Minnesota takes closer look at mileage tax
02/20/2007
All those fuel-efficient cars we drive are using less gas — and that means less money for the state road budget.BY DENNIS LIEN
Pioneer Press
Gas-sipping cars and trucks are easy on pocketbooks and the environment. But they aren't much help to Minnesota's transportation budget. In fact, they promise to put a big hole in it someday.
Gov. Tim Pawlenty wants to plan for a time when state and federal gasoline tax revenue starts drying up. In his budget last month, he proposed $5 million for a pilot project to study technologies the state could use to move to a tax based on how many miles people drive instead of how much gasoline they use.
Critics of alternatives to the gas tax question whether a fair system can be established for cars with wildly different gas-mileage rates. And technology that tracks where and how far individuals drive prompts privacy concerns. But something might have to be done.
For every gallon of gas sold in Minnesota, motorists pay 38 cents in state and federal motor-fuel taxes, which accounts for half the state's transportation income. If motorists continue trading in gas guzzlers for higher-mileage cars, gas-electric hybrids or futuristic hydrogen-fueled models, they will buy less gas and spend fewer dollars on gas taxes. Over time, that will mean less money for road construction and maintenance.
"We've seen this coming for a long time,'' said Ken Buckeye, program manager for value pricing at the Minnesota Department of Transportation. "And we're looking for a long-term solution.''
Buckeye said gas-tax revenue already has begun to level off and eventually will decline. The state gas tax of 20 cents per gallon, which could be increased to delay or halt that trend, hasn't gone up since 1988, even though DFL lawmakers have been proposing increases for years.
With little talk about Pawlenty's proposal so far, it's too early to say how it will fare the current session of the Legislature. But if lawmakers come up with the money, the transportation agency would begin the pilot project this summer.

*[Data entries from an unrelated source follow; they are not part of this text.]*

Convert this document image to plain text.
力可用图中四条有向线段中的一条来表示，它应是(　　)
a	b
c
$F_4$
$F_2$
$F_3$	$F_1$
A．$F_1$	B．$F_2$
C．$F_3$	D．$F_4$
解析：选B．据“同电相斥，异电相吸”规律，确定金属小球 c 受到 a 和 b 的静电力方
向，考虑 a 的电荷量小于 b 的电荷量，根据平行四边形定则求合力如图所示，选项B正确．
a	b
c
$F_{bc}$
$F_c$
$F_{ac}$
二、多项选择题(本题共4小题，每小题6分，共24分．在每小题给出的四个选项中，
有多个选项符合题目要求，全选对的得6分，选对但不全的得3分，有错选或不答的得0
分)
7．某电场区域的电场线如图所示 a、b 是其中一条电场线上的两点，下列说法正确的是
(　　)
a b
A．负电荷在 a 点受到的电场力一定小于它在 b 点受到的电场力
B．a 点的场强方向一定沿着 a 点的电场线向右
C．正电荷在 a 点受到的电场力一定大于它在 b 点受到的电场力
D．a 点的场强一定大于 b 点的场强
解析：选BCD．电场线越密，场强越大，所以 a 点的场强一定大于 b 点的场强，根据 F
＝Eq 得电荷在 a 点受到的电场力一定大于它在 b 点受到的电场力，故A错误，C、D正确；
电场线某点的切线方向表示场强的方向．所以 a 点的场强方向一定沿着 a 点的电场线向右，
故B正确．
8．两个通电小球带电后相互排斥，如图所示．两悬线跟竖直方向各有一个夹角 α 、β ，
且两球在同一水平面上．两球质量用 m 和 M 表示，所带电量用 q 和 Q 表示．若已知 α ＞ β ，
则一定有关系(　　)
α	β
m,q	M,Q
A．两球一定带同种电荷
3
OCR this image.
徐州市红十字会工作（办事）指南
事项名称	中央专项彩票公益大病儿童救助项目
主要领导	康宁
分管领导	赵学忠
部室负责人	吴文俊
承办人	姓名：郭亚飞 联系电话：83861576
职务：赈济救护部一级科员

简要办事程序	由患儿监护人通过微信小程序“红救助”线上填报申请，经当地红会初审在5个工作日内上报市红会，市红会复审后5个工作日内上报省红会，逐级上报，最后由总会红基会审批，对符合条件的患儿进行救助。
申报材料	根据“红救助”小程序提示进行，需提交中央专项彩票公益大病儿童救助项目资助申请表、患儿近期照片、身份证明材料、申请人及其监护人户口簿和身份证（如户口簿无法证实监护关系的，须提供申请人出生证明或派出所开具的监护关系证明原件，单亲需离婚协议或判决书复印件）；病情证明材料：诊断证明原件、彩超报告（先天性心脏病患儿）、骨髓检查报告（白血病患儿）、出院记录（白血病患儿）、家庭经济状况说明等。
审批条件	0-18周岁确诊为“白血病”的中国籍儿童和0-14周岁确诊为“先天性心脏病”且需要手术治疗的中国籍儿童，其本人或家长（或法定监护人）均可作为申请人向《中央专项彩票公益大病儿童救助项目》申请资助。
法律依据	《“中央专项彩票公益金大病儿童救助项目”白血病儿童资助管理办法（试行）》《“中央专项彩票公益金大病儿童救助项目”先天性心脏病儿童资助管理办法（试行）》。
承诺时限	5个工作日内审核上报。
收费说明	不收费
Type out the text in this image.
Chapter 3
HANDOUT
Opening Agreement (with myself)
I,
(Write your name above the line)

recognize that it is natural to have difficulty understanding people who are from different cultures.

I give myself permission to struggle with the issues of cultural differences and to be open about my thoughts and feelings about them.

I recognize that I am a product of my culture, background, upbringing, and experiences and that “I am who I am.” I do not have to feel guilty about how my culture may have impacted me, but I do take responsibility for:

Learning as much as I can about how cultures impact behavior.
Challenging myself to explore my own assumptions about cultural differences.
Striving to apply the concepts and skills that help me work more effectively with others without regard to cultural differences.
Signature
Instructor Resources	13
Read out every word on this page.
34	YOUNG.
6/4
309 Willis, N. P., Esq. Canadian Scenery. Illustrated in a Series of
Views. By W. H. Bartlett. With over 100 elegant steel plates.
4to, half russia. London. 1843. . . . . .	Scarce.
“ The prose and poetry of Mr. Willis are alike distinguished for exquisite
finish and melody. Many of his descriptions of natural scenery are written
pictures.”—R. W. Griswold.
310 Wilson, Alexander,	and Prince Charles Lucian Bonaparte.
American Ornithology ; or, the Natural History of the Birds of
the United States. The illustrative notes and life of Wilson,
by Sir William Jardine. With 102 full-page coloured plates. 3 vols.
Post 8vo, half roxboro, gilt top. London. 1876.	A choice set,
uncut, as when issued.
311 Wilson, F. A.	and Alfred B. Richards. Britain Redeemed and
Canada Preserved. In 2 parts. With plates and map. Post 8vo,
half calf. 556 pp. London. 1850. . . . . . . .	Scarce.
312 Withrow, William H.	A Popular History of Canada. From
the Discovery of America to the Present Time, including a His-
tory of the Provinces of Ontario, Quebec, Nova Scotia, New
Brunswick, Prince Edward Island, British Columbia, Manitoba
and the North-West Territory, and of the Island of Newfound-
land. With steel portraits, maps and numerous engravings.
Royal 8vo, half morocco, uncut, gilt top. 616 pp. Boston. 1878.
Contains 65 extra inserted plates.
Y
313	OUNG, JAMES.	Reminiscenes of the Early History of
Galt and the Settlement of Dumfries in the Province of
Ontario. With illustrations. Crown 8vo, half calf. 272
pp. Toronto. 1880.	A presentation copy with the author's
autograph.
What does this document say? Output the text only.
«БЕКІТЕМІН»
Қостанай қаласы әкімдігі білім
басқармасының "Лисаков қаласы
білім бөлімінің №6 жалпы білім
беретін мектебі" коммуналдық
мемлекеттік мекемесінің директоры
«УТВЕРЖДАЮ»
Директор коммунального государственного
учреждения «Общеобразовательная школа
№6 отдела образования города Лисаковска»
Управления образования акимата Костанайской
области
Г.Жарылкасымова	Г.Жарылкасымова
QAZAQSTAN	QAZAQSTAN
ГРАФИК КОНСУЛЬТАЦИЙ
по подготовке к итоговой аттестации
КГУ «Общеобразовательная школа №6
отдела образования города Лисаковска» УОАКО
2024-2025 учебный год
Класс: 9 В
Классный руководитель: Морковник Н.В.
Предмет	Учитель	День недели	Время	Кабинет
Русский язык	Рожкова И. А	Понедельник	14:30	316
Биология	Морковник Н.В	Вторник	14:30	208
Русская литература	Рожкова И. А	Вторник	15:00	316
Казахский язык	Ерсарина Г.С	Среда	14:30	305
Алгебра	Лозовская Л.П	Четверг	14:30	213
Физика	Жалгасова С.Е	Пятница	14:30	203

Buckeye said the transportation agency would team up with a private business but wouldn't have to start from scratch. Oregon has been studying such a switch for years.
"What we want to do is build upon all their work and make it better,'' Buckeye said.
Oregon began studying alternatives to the gas tax six years ago and will have a final report available this summer. After looking at 28 funding options, it narrowed them to four and settled on the mileage tax, said James Whitty, manager of the office of innovative partnerships and alternative funding for the Oregon Department of Transportation.
"We wanted a system that was simple to use and wouldn't have the motorist doing a whole lot of new things,'' Whitty said. "A system that would have a low evasion rate and that wouldn't be expensive to collect.''
Oregon then launched a study of the tax.
Last year, 280 vehicles were recruited for a 10-month study, which ends next month. For each, mileage-counting equipment was added, with motorists being charged 1.2 cents a mile instead of Oregon's 24-cent-a-gallon gas tax. For vehicles that get 20 miles to the gallon, the cost is roughly the same, Whitty said.
Two gas stations in Portland are equipped with devices that read mileage figures. Each time the cars pull into them, updated mileage totals are relayed to computers, which calculate how much tax is owed. When the motorists pay, the gas tax is deducted automatically and the road-use tax is added.
Whitty said gas-tax income in Oregon is projected to begin a permanent decline in a decade. Until then, as people use more fuel-efficient vehicles, he projected a widening gap between the revenue that could be generated by the gas tax and what actually comes in.
A big concern so far, he said, has been how to structure the rate that motorists should be charged. With one rate, some vehicles would fare better than others.
"The winner would be the gas guzzlers — the Hummers — and the losers would be the highly efficient ones,'' Whitty said. "That offends people's sense of fairness.''
An option, he said, is a tiered system, in which everyone pays the same basic rate. But, in a second tier, gas guzzlers would be charged disproportionately more.
Another concern is privacy. The cars would have technology that identifies where they're being driven, Whitty said, so critics have questioned what might be done with such information. None of it, however, is collected or stored, he emphasized.
Rep. Bernie Lieder, DFL-Crookston, brought up the mileage tax in Minnesota more than a decade ago and has watched the debate get off to a sputtering start. "Everyone is concerned about the privacy issue,'' Lieder said.